IMAL   13325
INSTITUTO DE MATEMATICA APLICADA DEL LITORAL "DRA. ELEONOR HARBOURE"
Unidad Ejecutora - UE
congresos y reuniones científicas
Título:
Discretized nonparametric regression for functional data
Autor/es:
FORZANI, LILIANA; FRAIMAN, RICARDO; LLOP, PAMELA
Lugar:
Cartagena de Indias
Reunión:
Congreso; XIII Congreso Latinoam de Probabilidad y Estadística Matemática; 2014
Institución organizadora:
SLAPEM
Resumen:
Technological progress in collecting and storing data has provide data sets recorded at finite grids
of
points which, thanks to the new technologies, become denser and denser over time. Although in
practice data always come in form of finite dimensional vectors, from the theoretical point of view,
the classic multivariate techniques are not suitable to deal with this kind of data. In this
direction, the asymptotic theory can be analyzed either assuming the existence of continuous
underlying stochastic processes ideally observed at every point, or transforming the
(observed) discrete values into a functions via interpolation (errorless case), smoothing (if error
is present), splines or series approximations.
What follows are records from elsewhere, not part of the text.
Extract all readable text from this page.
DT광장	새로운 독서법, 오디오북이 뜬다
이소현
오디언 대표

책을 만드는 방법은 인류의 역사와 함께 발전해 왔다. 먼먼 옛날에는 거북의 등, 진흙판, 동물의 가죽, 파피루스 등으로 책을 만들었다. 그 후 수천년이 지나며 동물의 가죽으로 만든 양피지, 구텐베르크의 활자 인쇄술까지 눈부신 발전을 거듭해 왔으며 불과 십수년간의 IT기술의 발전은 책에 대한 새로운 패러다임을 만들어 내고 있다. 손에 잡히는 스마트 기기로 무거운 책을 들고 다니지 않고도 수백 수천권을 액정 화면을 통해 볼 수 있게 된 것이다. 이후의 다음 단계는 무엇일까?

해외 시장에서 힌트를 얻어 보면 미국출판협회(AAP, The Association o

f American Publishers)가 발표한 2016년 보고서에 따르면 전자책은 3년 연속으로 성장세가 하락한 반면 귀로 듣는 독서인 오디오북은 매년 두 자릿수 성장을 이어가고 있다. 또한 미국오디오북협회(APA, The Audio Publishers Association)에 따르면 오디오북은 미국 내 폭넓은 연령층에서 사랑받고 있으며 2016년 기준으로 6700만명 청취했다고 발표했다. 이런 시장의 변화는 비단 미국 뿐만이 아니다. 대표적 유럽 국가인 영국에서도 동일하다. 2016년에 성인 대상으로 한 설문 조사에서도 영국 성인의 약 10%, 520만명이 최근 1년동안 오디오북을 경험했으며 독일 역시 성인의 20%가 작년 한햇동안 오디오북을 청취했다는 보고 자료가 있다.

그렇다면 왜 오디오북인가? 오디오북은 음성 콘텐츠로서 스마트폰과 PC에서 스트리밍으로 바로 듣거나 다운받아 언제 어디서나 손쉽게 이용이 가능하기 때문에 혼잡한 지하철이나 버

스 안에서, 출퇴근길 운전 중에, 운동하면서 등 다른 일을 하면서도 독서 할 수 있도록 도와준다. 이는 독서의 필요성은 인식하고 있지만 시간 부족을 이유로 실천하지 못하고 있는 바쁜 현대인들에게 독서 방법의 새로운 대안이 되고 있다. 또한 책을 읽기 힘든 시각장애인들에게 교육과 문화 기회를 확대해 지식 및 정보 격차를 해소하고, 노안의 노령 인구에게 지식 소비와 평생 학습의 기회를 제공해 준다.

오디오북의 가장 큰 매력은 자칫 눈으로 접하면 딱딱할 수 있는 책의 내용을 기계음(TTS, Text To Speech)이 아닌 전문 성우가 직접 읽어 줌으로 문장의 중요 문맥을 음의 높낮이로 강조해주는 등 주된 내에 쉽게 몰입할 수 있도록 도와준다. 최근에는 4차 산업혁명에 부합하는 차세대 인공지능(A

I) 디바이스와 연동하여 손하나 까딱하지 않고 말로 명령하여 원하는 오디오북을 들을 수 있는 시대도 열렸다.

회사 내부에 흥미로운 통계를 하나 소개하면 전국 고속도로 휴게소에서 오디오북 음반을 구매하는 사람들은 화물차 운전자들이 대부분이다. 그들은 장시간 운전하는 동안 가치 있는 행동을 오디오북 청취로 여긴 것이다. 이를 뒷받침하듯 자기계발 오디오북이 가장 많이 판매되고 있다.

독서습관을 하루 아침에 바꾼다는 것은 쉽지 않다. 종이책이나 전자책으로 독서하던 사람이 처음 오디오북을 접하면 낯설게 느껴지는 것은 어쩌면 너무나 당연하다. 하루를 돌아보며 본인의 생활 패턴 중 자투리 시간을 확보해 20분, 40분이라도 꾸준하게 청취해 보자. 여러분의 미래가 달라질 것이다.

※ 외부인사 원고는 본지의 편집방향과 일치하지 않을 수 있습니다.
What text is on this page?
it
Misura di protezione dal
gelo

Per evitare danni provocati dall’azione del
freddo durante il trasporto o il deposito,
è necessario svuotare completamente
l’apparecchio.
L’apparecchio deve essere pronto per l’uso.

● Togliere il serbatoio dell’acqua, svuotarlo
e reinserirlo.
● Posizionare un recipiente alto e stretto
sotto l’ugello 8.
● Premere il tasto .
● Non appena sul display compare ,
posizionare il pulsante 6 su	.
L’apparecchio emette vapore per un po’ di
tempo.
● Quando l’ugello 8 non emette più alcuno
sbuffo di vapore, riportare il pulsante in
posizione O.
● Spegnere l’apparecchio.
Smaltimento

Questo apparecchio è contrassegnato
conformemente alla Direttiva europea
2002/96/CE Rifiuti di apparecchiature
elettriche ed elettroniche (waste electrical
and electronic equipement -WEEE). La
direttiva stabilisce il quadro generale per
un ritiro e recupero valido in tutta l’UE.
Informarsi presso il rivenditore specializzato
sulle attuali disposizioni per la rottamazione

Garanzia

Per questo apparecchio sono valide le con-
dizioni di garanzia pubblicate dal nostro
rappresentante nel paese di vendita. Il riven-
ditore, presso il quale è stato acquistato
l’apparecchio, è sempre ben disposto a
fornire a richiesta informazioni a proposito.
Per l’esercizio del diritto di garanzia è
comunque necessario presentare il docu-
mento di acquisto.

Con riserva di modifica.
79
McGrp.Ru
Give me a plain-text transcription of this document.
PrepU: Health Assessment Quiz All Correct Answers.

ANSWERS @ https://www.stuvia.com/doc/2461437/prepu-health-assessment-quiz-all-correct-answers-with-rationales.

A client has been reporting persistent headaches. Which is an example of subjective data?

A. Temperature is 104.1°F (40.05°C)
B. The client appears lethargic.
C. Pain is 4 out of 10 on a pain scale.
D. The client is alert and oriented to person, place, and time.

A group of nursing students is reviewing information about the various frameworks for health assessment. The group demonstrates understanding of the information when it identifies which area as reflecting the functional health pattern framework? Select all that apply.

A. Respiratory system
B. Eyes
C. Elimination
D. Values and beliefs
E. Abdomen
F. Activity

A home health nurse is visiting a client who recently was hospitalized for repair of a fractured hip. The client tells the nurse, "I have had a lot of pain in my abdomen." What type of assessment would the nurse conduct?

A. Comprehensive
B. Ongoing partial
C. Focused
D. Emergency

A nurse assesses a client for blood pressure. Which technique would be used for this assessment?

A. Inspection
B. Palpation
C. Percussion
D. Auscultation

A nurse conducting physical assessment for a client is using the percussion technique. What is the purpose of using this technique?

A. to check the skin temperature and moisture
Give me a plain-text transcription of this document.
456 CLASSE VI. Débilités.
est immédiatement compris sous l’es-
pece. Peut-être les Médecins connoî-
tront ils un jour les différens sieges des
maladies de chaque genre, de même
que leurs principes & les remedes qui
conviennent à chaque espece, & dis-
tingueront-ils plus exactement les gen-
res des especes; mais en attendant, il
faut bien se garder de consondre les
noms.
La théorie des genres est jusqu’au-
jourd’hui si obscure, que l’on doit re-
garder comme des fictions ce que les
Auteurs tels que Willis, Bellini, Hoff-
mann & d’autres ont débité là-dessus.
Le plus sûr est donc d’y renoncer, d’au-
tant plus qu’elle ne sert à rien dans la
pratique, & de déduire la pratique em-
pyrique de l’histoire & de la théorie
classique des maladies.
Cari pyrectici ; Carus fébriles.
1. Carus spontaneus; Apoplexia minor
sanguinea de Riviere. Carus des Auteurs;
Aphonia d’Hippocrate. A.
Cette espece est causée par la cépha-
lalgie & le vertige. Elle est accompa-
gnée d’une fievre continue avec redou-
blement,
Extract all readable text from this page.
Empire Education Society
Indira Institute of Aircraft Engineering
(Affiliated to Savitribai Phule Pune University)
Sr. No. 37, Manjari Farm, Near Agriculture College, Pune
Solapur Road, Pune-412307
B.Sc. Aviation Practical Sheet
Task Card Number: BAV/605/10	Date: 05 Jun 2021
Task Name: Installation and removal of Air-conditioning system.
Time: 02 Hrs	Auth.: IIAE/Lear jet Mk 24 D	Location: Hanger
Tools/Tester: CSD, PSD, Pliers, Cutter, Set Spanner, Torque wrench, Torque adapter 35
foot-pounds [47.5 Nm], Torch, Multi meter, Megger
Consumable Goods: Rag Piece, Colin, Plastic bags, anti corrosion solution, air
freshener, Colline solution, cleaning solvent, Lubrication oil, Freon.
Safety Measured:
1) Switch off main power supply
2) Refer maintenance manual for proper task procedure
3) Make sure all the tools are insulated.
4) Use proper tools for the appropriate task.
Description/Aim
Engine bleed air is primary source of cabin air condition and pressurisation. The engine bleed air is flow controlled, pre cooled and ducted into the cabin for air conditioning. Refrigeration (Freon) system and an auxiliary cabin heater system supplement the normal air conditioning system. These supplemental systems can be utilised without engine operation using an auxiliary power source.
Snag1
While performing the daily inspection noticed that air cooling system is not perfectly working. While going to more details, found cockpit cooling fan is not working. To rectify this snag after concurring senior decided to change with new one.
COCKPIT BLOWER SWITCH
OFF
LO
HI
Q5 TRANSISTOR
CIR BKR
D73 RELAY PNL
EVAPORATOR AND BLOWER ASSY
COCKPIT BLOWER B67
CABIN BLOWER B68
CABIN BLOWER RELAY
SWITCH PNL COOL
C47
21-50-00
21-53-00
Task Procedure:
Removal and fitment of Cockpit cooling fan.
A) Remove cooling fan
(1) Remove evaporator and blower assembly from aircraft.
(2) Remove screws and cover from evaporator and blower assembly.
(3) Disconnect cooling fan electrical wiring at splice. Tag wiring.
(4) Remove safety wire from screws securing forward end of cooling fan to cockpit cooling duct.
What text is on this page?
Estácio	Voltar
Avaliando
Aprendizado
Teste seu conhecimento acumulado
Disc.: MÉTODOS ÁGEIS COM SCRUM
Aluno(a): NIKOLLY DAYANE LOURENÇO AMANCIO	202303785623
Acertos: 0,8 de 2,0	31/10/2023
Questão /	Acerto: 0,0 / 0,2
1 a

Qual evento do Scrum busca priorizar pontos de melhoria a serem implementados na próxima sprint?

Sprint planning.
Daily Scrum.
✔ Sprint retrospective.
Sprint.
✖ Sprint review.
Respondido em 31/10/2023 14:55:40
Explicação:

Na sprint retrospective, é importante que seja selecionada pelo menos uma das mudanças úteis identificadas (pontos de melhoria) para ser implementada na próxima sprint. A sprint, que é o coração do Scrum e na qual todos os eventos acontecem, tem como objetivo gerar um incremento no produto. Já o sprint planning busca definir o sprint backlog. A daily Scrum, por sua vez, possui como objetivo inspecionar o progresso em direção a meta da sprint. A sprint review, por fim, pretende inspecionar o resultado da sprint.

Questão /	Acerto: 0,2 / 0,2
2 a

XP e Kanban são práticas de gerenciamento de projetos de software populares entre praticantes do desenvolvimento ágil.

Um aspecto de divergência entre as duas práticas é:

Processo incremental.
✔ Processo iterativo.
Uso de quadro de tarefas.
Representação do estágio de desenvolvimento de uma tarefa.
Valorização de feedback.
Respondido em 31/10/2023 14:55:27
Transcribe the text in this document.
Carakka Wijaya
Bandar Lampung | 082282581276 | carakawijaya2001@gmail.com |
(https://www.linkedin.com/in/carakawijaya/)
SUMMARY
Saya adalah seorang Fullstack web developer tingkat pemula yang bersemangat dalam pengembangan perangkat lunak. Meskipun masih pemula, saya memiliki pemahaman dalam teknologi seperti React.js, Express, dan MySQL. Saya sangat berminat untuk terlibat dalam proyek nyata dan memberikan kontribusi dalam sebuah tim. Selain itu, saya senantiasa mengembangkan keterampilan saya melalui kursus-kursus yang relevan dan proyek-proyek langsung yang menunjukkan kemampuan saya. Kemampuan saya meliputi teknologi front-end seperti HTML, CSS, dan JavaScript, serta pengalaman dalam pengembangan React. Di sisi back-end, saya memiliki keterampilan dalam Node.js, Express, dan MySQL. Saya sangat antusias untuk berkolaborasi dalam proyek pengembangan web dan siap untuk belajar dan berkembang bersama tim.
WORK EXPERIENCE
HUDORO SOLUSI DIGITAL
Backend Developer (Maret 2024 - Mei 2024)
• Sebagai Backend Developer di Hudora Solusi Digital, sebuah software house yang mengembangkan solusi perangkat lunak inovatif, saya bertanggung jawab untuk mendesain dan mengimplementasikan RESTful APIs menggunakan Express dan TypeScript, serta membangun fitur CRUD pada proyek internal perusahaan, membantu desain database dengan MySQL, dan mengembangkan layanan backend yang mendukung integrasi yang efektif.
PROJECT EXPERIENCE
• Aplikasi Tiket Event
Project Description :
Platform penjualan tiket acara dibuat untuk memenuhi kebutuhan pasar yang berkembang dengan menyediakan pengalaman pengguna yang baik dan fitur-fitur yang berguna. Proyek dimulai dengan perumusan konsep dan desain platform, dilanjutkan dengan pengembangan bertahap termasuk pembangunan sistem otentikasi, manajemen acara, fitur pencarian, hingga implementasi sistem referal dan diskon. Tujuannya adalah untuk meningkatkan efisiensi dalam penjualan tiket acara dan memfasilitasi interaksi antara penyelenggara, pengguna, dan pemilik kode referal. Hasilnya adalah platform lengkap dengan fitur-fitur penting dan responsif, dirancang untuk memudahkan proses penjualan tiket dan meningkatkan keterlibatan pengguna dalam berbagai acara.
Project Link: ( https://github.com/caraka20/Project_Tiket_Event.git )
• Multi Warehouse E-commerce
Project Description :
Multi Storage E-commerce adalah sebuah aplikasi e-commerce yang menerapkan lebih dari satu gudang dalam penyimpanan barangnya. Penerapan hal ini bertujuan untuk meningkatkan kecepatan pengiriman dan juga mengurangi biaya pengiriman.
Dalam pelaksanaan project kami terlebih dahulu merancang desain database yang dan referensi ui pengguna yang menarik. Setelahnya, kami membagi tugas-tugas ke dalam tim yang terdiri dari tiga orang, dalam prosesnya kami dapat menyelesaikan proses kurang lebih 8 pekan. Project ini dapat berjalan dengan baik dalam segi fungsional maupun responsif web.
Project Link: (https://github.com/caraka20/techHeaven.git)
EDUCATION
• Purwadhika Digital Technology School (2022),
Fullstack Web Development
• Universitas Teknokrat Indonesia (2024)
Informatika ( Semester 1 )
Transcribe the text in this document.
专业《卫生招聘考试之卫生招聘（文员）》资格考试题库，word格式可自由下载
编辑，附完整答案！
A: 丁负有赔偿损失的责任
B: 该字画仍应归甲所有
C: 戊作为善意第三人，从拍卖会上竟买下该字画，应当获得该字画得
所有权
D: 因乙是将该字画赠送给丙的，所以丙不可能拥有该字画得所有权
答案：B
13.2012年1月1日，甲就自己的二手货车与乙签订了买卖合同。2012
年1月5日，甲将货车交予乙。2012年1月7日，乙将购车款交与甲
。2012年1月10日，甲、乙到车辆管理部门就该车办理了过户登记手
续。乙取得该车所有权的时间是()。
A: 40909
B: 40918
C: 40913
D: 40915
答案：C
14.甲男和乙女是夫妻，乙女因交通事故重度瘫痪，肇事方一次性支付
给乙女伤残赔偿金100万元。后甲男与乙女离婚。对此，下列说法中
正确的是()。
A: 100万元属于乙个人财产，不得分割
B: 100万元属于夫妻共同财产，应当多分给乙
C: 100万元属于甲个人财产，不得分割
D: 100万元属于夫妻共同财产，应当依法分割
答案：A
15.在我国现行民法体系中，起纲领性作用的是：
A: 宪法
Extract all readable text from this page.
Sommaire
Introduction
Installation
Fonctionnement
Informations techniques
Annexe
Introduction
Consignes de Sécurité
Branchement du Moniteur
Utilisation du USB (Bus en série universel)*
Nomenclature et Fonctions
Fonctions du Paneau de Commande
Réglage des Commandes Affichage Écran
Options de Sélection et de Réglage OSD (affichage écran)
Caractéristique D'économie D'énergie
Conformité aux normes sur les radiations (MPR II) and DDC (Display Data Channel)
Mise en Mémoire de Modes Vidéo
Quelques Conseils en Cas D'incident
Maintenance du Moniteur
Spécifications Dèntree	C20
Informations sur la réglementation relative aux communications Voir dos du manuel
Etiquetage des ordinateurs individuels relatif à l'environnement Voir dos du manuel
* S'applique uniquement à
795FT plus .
When dealing with the regression problem for discretized functional data, a natural question that
emerges is which the relationship between the ``ideal'' nonparametric
regression estimate computed with the entire curve and the one computed with the discretized
sample. In this direction, we state conditions under which the consistency of the
estimator computed with the discretized trajectories can be derived from the consistency of the
one based on the whole curves. Also, we give conditions on the grid size discretization in
order to achieve the same rates of convergence that in infinite
dimensional setting. Those results are consequence of two more general results which, besides
discretization, also includes the case of smoothing via regularization, basis representation or
interpolation data.